Model-free deep reinforcement learning (RL) algorithms have been successfully applied to a range of challenging sequential decision making and control tasks. However, these methods typically suffer from two major challenges: high sample complexity and brittleness to hyperparameters. Both of these challenges limit the applicability of such methods to real-world domains. In this paper, we describe Soft Actor-Critic (SAC), our recently introduced off-policy actor-critic algorithm based on the maximum entropy RL framework. In this framework, the actor aims to simultaneously maximize expected return and entropy. That is, to succeed at the task while acting as randomly as possible.

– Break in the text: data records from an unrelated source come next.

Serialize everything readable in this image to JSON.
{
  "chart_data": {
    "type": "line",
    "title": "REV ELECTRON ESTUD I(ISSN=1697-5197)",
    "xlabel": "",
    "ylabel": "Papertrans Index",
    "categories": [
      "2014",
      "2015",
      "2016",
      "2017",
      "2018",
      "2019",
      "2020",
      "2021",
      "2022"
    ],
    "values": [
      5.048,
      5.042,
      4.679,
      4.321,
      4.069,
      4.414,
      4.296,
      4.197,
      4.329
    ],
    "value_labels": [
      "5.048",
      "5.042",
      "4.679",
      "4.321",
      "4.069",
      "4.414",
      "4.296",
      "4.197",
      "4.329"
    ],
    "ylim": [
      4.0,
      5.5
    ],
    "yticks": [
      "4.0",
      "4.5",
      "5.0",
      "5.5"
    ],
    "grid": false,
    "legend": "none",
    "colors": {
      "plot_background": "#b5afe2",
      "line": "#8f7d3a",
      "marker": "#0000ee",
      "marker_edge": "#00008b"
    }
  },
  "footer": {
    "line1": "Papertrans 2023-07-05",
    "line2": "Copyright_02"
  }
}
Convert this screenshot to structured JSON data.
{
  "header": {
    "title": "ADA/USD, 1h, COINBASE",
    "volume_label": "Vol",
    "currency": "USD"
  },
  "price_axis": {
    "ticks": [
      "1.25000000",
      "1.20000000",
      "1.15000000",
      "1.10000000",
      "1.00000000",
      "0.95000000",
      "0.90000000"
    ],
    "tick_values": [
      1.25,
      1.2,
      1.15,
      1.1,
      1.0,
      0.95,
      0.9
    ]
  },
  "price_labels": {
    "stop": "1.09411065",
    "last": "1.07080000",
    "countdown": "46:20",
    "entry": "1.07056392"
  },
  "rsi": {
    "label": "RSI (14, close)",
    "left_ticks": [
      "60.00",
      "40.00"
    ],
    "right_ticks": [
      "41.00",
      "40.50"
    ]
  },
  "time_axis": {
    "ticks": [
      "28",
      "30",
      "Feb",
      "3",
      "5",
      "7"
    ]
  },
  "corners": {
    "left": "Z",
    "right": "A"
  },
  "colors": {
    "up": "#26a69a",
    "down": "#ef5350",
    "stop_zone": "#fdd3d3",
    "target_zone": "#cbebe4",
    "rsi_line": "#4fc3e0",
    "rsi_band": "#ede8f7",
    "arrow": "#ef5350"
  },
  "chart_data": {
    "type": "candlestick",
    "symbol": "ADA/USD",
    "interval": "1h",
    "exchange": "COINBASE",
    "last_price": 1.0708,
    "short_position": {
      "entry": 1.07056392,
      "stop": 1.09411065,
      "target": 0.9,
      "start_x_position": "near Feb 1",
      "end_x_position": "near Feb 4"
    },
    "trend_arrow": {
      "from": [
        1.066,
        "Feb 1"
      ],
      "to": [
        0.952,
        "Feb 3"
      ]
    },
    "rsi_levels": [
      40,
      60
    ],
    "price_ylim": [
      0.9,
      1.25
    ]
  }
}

We extend SAC to incorporate a number of modifications that accelerate training and improve stability with respect to the hyperparameters, including a constrained formulation that automatically tunes the temperature hyperparameter. We systematically evaluate SAC on a range of benchmark tasks, as well as real-world challenging tasks such as locomotion for a quadrupedal robot and robotic manipulation with a dexterous hand. With these improvements, SAC achieves state-of-the-art performance, outperforming prior on-policy and off-policy methods in sample-efficiency and asymptotic performance. Furthermore, we demonstrate that, in contrast to other off-policy algorithms, our approach is very stable, achieving similar performance across different random seeds. These results suggest that SAC is a promising candidate for learning in real-world robotics tasks.